Among the many reactions to the Burmese coup, several stand out for their courage and creativity. UN Secretary General António Guterres was unequivocal. "It's absolutely unacceptable,” he said, “to reverse the result of the elections and the will of the people.” Presumably speaking on behalf of the UN, its secretariat, or himself, or all three, he went further: "We'll do everything we can to mobilize all the key actors of the international community to put enough pressure on Myanmar to make sure that this coup fails." 

This notable response came from Indonesia’s former foreign minister Marty Natalegawa: “Deafening silence in the face of assaults against democratic principles [has] increasingly become the norm,” he said. He urged ASEAN to “demonstrate its relevance: It must speak urgently for the respect of constitutional process and rule of law in Myanmar, and call for the immediate release of those unlawfully detained.”

In the days immediately following the coup, ASEAN’s Bruneian secretary general said nothing about it, preferring to remain, in the Indonesian expression, “silent in a thousand tongues.” Speaking for ASEAN as its current chair, however, Brunei’s government did at least encourage a “return to normalcy in accordance with the will and interests of the people of Myanmar,” noting that the group charter’s called for adherence to “democracy, the rule of law” and “human rights and fundamental freedoms.”

As for ASEAN’s next chair, Cambodia, its strongman Hun Sen did speak, but only to say that "Cambodia does not comment on the internal affairs of any country at all.” Hun Sen’s restraint made historical sense. Had Cambodia’s old despot chosen to criticize Myanmar’s new despot, observers could have noted that Min Aung Hlaing had only done what Hun Sen himself had bloodily accomplished in 1997 by seizing full control over Cambodia in a self-coup of his own that had enabled him to become the longest-serving prime minister in the world.

Critical Southeast Asian voices, unconstrained by look-the-other-way diplomacy, have been heard. The chairman of the ASEAN Parliamentarians for Human Rights, Charles Santiago, has urged ASEAN to send a high-level delegation to Myanmar to tell Min Aung Hlaing that his coup “violates ASEAN principles and the ASEAN charter” and is “not acceptable.” “If Myanmar does not turn around,” he added, “there should be proceedings to expel Myanmar out of ASEAN.”

Who is better positioned to deal with this crisis than ASEAN’s largest and debatably least authoritarian member country?
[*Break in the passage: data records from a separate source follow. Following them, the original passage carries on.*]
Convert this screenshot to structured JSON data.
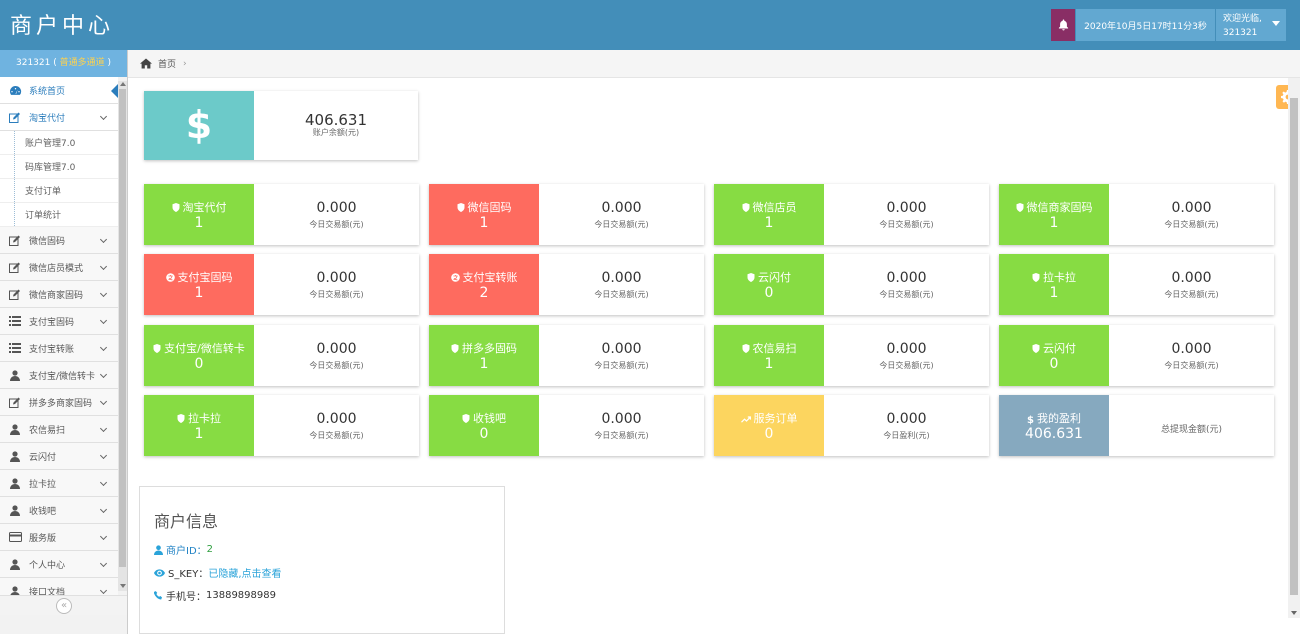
{
  "header": {
    "title": "商户中心",
    "datetime": "2020年10月5日17时11分3秒",
    "welcome": "欢迎光临,",
    "username": "321321"
  },
  "sidebar": {
    "user_id": "321321",
    "user_grade": "普通多通道",
    "items": [
      {
        "label": "系统首页",
        "icon": "dashboard-icon",
        "active": true
      },
      {
        "label": "淘宝代付",
        "icon": "edit-icon",
        "open": true,
        "children": [
          "账户管理7.0",
          "码库管理7.0",
          "支付订单",
          "订单统计"
        ]
      },
      {
        "label": "微信固码",
        "icon": "edit-icon"
      },
      {
        "label": "微信店员模式",
        "icon": "edit-icon"
      },
      {
        "label": "微信商家固码",
        "icon": "edit-icon"
      },
      {
        "label": "支付宝固码",
        "icon": "list-icon"
      },
      {
        "label": "支付宝转账",
        "icon": "list-icon"
      },
      {
        "label": "支付宝/微信转卡",
        "icon": "user-icon"
      },
      {
        "label": "拼多多商家固码",
        "icon": "edit-icon"
      },
      {
        "label": "农信易扫",
        "icon": "user-icon"
      },
      {
        "label": "云闪付",
        "icon": "user-icon"
      },
      {
        "label": "拉卡拉",
        "icon": "user-icon"
      },
      {
        "label": "收钱吧",
        "icon": "user-icon"
      },
      {
        "label": "服务版",
        "icon": "card-icon"
      },
      {
        "label": "个人中心",
        "icon": "user-icon"
      },
      {
        "label": "接口文档",
        "icon": "user-icon"
      }
    ]
  },
  "breadcrumb": {
    "home": "首页"
  },
  "balance": {
    "amount": "406.631",
    "label": "账户余额(元)",
    "symbol": "$"
  },
  "cards": [
    {
      "name": "淘宝代付",
      "count": "1",
      "amount": "0.000",
      "sub": "今日交易额(元)",
      "color": "green",
      "icon": "shield-icon"
    },
    {
      "name": "微信固码",
      "count": "1",
      "amount": "0.000",
      "sub": "今日交易额(元)",
      "color": "red",
      "icon": "shield-icon"
    },
    {
      "name": "微信店员",
      "count": "1",
      "amount": "0.000",
      "sub": "今日交易额(元)",
      "color": "green",
      "icon": "shield-icon"
    },
    {
      "name": "微信商家固码",
      "count": "1",
      "amount": "0.000",
      "sub": "今日交易额(元)",
      "color": "green",
      "icon": "shield-icon"
    },
    {
      "name": "支付宝固码",
      "count": "1",
      "amount": "0.000",
      "sub": "今日交易额(元)",
      "color": "red",
      "icon": "alipay-icon"
    },
    {
      "name": "支付宝转账",
      "count": "2",
      "amount": "0.000",
      "sub": "今日交易额(元)",
      "color": "red",
      "icon": "alipay-icon"
    },
    {
      "name": "云闪付",
      "count": "0",
      "amount": "0.000",
      "sub": "今日交易额(元)",
      "color": "green",
      "icon": "shield-icon"
    },
    {
      "name": "拉卡拉",
      "count": "1",
      "amount": "0.000",
      "sub": "今日交易额(元)",
      "color": "green",
      "icon": "shield-icon"
    },
    {
      "name": "支付宝/微信转卡",
      "count": "0",
      "amount": "0.000",
      "sub": "今日交易额(元)",
      "color": "green",
      "icon": "shield-icon"
    },
    {
      "name": "拼多多固码",
      "count": "1",
      "amount": "0.000",
      "sub": "今日交易额(元)",
      "color": "green",
      "icon": "shield-icon"
    },
    {
      "name": "农信易扫",
      "count": "1",
      "amount": "0.000",
      "sub": "今日交易额(元)",
      "color": "green",
      "icon": "shield-icon"
    },
    {
      "name": "云闪付",
      "count": "0",
      "amount": "0.000",
      "sub": "今日交易额(元)",
      "color": "green",
      "icon": "shield-icon"
    },
    {
      "name": "拉卡拉",
      "count": "1",
      "amount": "0.000",
      "sub": "今日交易额(元)",
      "color": "green",
      "icon": "shield-icon"
    },
    {
      "name": "收钱吧",
      "count": "0",
      "amount": "0.000",
      "sub": "今日交易额(元)",
      "color": "green",
      "icon": "shield-icon"
    },
    {
      "name": "服务订单",
      "count": "0",
      "amount": "0.000",
      "sub": "今日盈利(元)",
      "color": "yellow",
      "icon": "trend-icon"
    },
    {
      "name": "我的盈利",
      "count": "406.631",
      "amount": "",
      "sub": "总提现金额(元)",
      "color": "gray",
      "icon": "dollar-icon"
    }
  ],
  "merchant": {
    "title": "商户信息",
    "id_label": "商户ID：",
    "id_value": "2",
    "skey_label": "S_KEY：",
    "skey_value": "已隐藏,点击查看",
    "phone_label": "手机号：",
    "phone_value": "13889898989"
  },
  "colors": {
    "navbar": "#438eb9",
    "green": "#87dc43",
    "red": "#fe6b5f",
    "yellow": "#fcd55f",
    "gray": "#86a9bf",
    "teal": "#6ccac9"
  }
}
It was Indonesia’s Natalegawa who patched up ASEAN’s consensus after Hun Sen damaged it on China’s behalf in 2012. And it is Natalagewa who believes, with the Myanmar coup in mind, that “at this critical juncture for the region, Indonesia must demonstrate its leadership within ASEAN.”

Indonesia’s president Jokowi, rather than trying to rally the region against the coup, will likely continue to focus on domestic economic growth. Not to mention the existential priority that COVID-19 also warrants on his agenda.

So why not task Natalegawa with a damage-control trip around the region comparable the one he took with some success in 2012? He could start with fact-finding in Myanmar. He could then explore an intra-ASEAN understanding that would reassert the core democratic values in the ASEAN Charter while lessening, if possible, the chance that Myanmar will revert to entrenched and fully authoritarian rule. That may be a lost cause. But nothing ventured, nothing gained.

Although Donald Trump is no longer in office, America is still not safe from Trumpism. But America’s system—democracy—is working as it should. Is ASEAN really a dictators’ club? Or does it, too, when threatened from within, have a system that can at least manage and minimize the damage that is, in Myanmar as I write this, being done?